Теперь бы окрестить, и пусть матереет. Да вот зятёк …
     Зять, муж Клавдии Степан, слыл яростным комсомольцем. В их доме он появился на постой по разнарядке председателя, недавно организованного колхоза.
     - Вот вам, Васильевна, парнишка. Молодой. Не пьёт, не курит. За проживу и корма, будет платить сколь надо. Договоритесь. Бурить тут у нас под деревней будет. Угли ищет.
     - Партейный, пади? -  недружелюбно обронила старуха, и подняла на него глаза.
     - Комсомолец я, - опередил Степан председателя.
     - Всё един! Живи. Дом большой. Вон в той горенке будешь жить. Кормиться с нами. Деньги нам не помешают. Моего старика бог прибрал.
     - Ну, мама! – прошептала Клава, выглядывая из-за её плеча.
     - А ты помолчи! Я тебя припомнила, косомолец. Ведь это ты со родным братом о прошлом годе, да  моим Яшкой крушили церкву в Каменке? Аль нет?
     - Ну, я, бабка! – вызывающе откликнулся Степан. – И не в Каменке, а в Красных Зорях.

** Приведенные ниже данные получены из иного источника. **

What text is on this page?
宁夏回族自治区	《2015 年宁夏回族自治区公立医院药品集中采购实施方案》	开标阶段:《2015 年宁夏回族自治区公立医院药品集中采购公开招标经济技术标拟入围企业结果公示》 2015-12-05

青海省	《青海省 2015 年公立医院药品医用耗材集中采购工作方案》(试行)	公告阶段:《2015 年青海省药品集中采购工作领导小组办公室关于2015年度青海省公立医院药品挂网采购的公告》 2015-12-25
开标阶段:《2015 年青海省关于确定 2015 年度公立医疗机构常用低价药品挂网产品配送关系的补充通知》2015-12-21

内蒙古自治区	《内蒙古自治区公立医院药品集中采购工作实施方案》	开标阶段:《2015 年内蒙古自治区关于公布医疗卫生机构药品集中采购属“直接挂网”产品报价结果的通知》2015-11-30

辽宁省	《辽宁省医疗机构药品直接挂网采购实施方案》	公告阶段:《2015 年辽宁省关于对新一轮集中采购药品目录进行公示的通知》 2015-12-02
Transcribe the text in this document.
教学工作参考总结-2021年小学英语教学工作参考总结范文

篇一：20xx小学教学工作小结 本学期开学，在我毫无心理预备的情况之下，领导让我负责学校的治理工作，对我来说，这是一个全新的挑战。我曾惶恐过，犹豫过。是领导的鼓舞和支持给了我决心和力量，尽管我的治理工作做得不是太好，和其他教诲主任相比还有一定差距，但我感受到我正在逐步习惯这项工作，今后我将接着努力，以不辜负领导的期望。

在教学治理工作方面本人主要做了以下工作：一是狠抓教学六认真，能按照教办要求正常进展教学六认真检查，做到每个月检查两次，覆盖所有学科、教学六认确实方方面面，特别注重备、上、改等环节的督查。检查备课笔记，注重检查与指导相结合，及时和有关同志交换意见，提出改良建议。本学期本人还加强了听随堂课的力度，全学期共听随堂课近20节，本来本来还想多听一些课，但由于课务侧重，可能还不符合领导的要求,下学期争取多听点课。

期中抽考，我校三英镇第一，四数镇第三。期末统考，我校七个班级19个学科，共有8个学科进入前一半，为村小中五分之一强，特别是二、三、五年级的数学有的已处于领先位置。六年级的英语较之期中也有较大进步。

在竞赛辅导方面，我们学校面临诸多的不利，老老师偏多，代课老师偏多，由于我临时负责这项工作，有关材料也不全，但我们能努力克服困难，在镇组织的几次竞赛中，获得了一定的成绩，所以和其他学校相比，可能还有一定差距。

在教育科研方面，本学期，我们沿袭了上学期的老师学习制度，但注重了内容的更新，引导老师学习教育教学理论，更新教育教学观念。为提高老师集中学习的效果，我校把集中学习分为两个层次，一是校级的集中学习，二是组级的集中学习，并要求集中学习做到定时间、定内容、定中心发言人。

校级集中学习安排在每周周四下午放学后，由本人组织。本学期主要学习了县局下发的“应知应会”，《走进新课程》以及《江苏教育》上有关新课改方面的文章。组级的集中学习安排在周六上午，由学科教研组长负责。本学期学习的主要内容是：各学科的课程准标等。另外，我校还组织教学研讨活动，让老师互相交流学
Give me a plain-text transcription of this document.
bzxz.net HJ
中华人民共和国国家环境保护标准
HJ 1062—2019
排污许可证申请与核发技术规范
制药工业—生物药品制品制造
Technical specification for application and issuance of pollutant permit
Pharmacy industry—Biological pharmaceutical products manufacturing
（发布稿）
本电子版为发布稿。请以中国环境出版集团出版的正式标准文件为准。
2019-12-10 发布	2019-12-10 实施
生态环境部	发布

     - Дерьма-то! Красных! Отродясь предки нарекали село Каменкой. Посколь одни камни окрест, и на камнях стоит. А богохульцы твои пришли, село спортили. Молельный дом осквернили. Вот  ОН и скинул Яшку с купола. Да не убил. Оставил вам, как укор. Калекой. Для острога. Вон он в углу сидит, лыбется. Узнал, пади, тебя.
     Яков, глухой сын Любови Васильевны, сидел на лавке у окна и бессмысленно улыбался. При падении с купола церкви, он не только потерял слух, но и чуток умом повредился. Он не слышал, о чём говорили его родственники, но догадывался, что Степан, его приятель, будет жить в их доме.         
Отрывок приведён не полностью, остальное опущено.